Florida International University, Civil and Environmental Engineering Department, USA.
Florida International University, Applied Research Center, USA.
J Environ Manage. 2024 Nov;370:122395. doi: 10.1016/j.jenvman.2024.122395. Epub 2024 Sep 6.
The land application of biosolids as a management practice is considered a beneficial use for improving crop yield and reducing the need for other fertilizers. PFAS enter wastewater treatment plants through collection networks, including industrial discharges, the use of PFAS-containing products, and runoff. Therefore, PFAS may be present in biosolids derived from sewage sludge. The objectives of this study were to evaluate PFAS levels in biosolids samples collected at two wastewater treatment plants operated by the Miami Dade Water and Sewer Department (MDWASD): (1) the South District Wastewater Treatment Plant (SDWWTP) which received landfill leachate and (2) the Central District Wastewater Treatment Plant (CDWWTP). Sludge samples were collected after thickening, anaerobic digestion, and dewatering processes. The samples were subjected to batch leaching tests for 30 days. After the leaching tests, the PFAS levels in the liquid and solid fractions were analyzed for 40 PFAS. The findings show that during the aeration process (i.e., activated sludge process), PFAS are removed from the wastewater and accumulate on the solids. When the thickened sludge is digested, some PFAS are released to the liquid phase as the volatile solids decompose. During the dewatering process by centrifugation, PFAS that are partitioned to the liquid phase are removed, reducing PFAS content in the dewatered biosolids. Of the 40 PFAS analyzed, 24 were detected in leachate or solid residue samples. Samples from the SDWWTP had higher levels of PFAS due to the contribution from landfill leachate discharged to this facility. The partitioning of PFAS between the liquid phase and solid residue after 30 days of mixing indicates that the majority of PFAS in the biosolids are highly soluble and have a high tendency to be mobilized (by runoff, irrigation, precipitation) after land application. The fate profiles of PFAS biosolids were evaluated in terms of their solubility and retardation characteristics.

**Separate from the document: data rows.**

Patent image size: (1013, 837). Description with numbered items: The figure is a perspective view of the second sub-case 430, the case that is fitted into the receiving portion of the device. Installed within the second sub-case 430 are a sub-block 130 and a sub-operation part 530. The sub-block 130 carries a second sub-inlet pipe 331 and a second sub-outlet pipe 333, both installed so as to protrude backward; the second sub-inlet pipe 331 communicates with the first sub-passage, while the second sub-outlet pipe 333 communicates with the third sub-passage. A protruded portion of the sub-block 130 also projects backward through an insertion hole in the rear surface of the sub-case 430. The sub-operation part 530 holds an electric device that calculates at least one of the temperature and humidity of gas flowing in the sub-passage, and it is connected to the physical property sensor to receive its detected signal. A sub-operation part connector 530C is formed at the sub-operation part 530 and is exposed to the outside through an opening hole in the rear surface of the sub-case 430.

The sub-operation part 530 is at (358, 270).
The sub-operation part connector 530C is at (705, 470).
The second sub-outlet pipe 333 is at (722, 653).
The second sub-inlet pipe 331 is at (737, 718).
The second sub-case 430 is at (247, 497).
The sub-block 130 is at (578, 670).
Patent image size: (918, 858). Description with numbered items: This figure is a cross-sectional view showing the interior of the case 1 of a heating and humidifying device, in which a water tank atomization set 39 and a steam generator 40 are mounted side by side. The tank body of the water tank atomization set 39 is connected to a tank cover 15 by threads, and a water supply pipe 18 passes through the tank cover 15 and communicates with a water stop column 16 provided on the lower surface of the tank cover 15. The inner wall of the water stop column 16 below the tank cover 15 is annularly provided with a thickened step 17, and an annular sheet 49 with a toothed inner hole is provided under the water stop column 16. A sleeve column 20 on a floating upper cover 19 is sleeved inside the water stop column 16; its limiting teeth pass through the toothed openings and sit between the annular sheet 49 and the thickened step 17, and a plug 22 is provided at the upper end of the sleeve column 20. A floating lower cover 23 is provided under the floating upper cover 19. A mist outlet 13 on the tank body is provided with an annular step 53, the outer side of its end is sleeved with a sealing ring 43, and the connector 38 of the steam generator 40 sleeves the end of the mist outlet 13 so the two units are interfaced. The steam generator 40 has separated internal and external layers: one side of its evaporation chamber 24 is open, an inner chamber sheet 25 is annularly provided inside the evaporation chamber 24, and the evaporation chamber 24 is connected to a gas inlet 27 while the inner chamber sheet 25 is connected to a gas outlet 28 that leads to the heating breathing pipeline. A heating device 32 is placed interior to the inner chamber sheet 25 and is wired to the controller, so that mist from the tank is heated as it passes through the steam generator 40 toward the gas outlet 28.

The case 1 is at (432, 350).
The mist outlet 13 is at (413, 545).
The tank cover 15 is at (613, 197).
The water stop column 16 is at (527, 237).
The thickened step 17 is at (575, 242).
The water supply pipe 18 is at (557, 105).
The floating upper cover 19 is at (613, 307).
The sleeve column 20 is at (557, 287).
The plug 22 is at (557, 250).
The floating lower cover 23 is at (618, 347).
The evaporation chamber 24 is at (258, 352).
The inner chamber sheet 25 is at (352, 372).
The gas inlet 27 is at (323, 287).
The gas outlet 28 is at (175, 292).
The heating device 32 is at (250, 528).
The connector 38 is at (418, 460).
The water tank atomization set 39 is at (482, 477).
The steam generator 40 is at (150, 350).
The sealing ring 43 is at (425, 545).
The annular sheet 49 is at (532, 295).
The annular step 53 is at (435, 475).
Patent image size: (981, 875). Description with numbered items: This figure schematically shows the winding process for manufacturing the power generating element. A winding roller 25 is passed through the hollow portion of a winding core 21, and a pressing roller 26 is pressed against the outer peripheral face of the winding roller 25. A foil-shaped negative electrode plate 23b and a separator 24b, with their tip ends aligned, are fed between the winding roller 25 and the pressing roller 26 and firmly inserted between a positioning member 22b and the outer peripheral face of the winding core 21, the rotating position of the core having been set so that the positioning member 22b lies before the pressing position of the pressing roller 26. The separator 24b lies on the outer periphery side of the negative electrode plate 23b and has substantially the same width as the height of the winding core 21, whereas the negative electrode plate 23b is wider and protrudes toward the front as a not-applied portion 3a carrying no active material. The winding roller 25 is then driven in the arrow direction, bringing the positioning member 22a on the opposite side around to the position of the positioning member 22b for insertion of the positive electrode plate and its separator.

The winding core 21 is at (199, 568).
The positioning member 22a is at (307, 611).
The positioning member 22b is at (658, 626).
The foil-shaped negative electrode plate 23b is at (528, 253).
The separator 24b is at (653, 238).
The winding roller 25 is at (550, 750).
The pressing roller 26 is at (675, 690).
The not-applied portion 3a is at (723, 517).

将生物固体作为管理措施进行土地应用被认为是一种有益的利用方式,可以提高作物产量并减少对其他肥料的需求。全氟和多氟烷基物质通过收集网络进入废水处理厂,包括工业排放、使用含全氟和多氟烷基物质的产品以及径流。因此,全氟和多氟烷基物质可能存在于源自污水污泥的生物固体中。本研究的目的是评估迈阿密戴德水务和污水署(MDWASD)运营的两个废水处理厂(1)南区废水处理厂(SDWWTP)和(2)中区废水处理厂(CDWWTP)收集的生物固体样本中的全氟和多氟烷基物质水平:(1)接收垃圾渗滤液的废水处理厂,(2)接收工业废水排放、含全氟和多氟烷基物质产品使用和径流的废水处理厂。在浓缩、厌氧消化和脱水过程后采集污泥样本。将样品进行 30 天的批量浸出试验。浸出试验后,分析液体和固体部分的 40 种全氟和多氟烷基物质的含量。研究结果表明,在曝气过程(即活性污泥过程)中,全氟和多氟烷基物质从废水中被去除并在固体上积累。当浓缩污泥被消化时,由于挥发性固体分解,一些全氟和多氟烷基物质会释放到液相中。在通过离心进行脱水过程中,分配到液相中的全氟和多氟烷基物质被去除,从而降低脱水生物固体中的全氟和多氟烷基物质含量。在所分析的 40 种全氟和多氟烷基物质中,有 24 种在浸出液或固体残渣样品中被检出。由于排入该设施的垃圾渗滤液的贡献,SDWWTP 的样品中全氟和多氟烷基物质的含量更高。在混合 30 天后,全氟和多氟烷基物质在液相和固体残渣之间的分配表明,生物固体中的大多数全氟和多氟烷基物质具有高度的水溶性,并且在土地应用后具有很高的被迁移(通过径流、灌溉、降水)的趋势。根据其溶解度和阻滞特性评估了全氟和多氟烷基物质生物固体的命运概况。